Ну, дома, все, ффу… Сю, малышка, вы уже пришли, дай поцелую, душа моя, ты ведь душа моя? А где тетя Нина? О, привет, выглянула из кухни с омлетом и чаем. Мне? Ах, девочке, конечно, что-то я точно сегодня нехорош. Может, заболеваю. Надо мальчику звякнуть. – Костик? Все в порядке? Ну, ладно, ладно, тетя Нина тебя накормит.

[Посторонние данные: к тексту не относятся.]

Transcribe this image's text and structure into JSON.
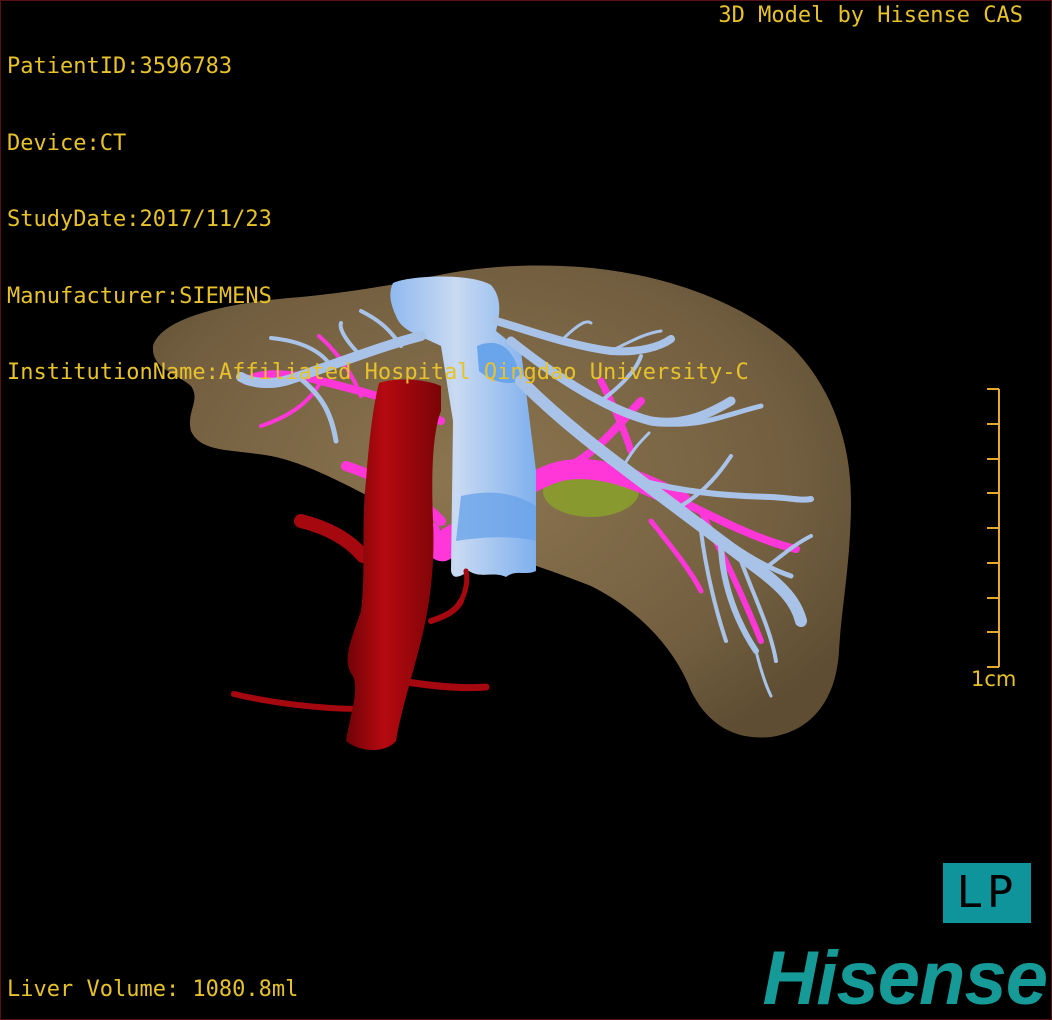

Надо успокоиться как-то, принять капелюшечку, что ли. – Нина, чаю можно? И иду к шкафчику, наливаю полрюмки бальзама – и хлоп его! И чаю, чаю, согреюсь и все, все у нас будет прекрасно, прекраснее некуда, некуда… Читал когда-то роман с таким названием…
3. Омский
Жить с полным убеждением, что лирик. И в библиотечном разделе памяти перебирать то, что было написано, и думать, зачем. Любить переставлять чужие книги с полки на полку. Наверно, потому что своих не сложилось, кроме одной, – и с той мучиться, не знать, как назвать. Потратить на нее деньги – хотя зачем мне деньги, на сто граммов всегда хватит. Да и деньги-то пустяковые, честно говоря. Повезло в последний вагон прыгнуть перед подорожанием… Дарить книгу знакомым – не прочтут. Продавать – не купят. Сам себя читатель. Сам себе писатель. Сочинял же в семнадцать:
О, тети с улыбкой, а также дядья,
Я сам себе нынче судья, —
и хотел остаться судьей, но себе, никому другому. Не судил жену, которая ушла после полугодового житья. Просто не понимал: зачем? Было больно, когда ругались, сладко, когда любились. Или ей не было? Что-то делал не так? Все делал не так? Мало винил себя? Не сумел отказаться от кем-то навязанных схем? Этот навязчивый кто-то – я сам? Я, я, я, – что за странное слово, – говорил Ходасевич в суде, дуралей на уде рыболова, одолей на дуде крысолова, вот и станешь никто и нигде. Перемешаны жизни и казни, то, что узнано, сдали в ломбард. В постоянных возне и соблазне – если Вяземский, значит, увязни, если Пушкин, – пуши бакенбард. Ах ты, господи, рифма однокоренная вышла, тогда не заметил, а сейчас в глаза прет.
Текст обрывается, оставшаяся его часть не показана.